Combining Unsupervised and Text Augmented Semi-Supervised Learning for Low Resourced Autoregressive Speech Recognition
Chak-Fai Li, Francis Keith, William Hartmann, Matthew Snover

TL;DR
This paper explores combining unsupervised pretraining and text-augmented semi-supervised learning to improve low-resource autoregressive speech recognition, achieving significant reductions in word error rate.
Contribution
It introduces a novel approach that integrates unsupervised pretraining with semi-supervised learning and external language models for low-resource speech recognition.
Findings
Unsupervised pretraining outperforms traditional semi-supervised training.

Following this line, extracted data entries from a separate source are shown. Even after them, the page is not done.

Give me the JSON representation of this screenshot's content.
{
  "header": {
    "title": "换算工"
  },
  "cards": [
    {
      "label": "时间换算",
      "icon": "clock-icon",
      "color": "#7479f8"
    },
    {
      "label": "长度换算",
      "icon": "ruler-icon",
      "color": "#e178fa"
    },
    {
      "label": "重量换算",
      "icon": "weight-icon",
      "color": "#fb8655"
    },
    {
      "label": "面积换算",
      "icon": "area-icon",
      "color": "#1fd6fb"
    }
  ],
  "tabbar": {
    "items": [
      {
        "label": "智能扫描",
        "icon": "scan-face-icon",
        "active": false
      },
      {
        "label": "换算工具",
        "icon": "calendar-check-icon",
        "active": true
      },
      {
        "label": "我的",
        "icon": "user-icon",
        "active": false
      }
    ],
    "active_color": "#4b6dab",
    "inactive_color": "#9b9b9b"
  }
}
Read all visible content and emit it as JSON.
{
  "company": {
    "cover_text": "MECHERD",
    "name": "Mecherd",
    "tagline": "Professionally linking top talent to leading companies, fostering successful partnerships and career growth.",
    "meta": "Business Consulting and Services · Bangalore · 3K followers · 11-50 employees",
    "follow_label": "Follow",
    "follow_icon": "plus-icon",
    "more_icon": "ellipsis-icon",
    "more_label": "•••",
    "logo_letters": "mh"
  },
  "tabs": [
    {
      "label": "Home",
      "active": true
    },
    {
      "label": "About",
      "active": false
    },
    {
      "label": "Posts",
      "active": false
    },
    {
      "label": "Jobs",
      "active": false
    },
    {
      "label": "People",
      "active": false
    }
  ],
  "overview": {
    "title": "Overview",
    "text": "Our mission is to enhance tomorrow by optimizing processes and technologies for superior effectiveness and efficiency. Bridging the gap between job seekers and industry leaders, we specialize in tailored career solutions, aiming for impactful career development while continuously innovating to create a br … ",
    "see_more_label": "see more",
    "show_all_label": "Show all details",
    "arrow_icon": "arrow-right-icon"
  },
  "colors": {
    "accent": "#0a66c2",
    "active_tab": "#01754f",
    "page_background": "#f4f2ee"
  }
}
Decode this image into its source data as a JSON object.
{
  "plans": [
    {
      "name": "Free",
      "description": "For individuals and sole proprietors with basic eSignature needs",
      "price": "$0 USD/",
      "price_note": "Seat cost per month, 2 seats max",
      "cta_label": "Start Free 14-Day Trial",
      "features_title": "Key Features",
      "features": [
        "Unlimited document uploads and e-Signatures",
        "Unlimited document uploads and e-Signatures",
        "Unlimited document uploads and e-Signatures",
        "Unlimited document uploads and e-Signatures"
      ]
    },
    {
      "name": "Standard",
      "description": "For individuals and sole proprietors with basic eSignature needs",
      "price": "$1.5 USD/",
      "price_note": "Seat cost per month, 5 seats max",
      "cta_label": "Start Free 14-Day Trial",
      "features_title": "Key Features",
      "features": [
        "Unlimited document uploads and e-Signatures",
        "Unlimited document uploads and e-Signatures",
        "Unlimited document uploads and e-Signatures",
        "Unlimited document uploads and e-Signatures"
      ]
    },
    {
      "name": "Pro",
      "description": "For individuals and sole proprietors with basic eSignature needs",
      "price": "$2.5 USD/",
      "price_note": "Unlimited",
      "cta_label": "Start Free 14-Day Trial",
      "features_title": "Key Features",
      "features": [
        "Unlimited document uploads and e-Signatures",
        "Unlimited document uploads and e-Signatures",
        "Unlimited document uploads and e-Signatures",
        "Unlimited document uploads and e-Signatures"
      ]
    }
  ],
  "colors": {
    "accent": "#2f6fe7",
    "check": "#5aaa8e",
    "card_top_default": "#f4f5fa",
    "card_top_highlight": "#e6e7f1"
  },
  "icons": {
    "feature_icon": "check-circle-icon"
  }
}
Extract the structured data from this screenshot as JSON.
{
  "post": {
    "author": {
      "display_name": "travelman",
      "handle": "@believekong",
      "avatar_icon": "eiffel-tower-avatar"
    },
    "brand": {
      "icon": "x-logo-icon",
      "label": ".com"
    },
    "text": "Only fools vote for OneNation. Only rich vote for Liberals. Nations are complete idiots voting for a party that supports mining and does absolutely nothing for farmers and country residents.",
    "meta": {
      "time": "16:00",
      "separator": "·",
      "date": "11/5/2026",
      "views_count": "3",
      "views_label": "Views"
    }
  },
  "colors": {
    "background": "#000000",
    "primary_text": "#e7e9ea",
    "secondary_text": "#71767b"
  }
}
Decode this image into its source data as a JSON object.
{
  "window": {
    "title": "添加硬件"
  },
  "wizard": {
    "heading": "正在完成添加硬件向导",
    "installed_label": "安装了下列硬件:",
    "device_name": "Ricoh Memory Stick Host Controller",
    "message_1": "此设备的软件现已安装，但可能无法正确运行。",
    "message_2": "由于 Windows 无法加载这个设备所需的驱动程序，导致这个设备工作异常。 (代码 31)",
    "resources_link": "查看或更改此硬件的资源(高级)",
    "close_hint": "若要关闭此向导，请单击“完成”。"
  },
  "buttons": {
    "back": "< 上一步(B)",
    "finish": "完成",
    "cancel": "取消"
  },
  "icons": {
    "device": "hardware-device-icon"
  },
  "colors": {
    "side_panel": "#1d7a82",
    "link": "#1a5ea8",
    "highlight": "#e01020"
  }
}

Combining unsupervised and semi-supervised methods yields a 5% absolute WER improvement.
CTC-based decoding enhances the use of additional text data and improves performance.
Abstract
Recent advances in unsupervised representation learning have demonstrated the impact of pretraining on large amounts of read speech. We adapt these techniques for domain adaptation in low-resource -- both in terms of data and compute -- conversational and broadcast domains. Moving beyond CTC, we pretrain state-of-the-art Conformer models in an unsupervised manner. While the unsupervised approach outperforms traditional semi-supervised training, the techniques are complementary. Combining the techniques is a 5% absolute improvement in WER, averaged over all conditions, compared to semi-supervised training alone. Additional text data is incorporated through external language models. By using CTC-based decoding, we are better able to take advantage of the additional text data. When used as a transcription model, it allows the Conformer model to better incorporate the knowledge from the…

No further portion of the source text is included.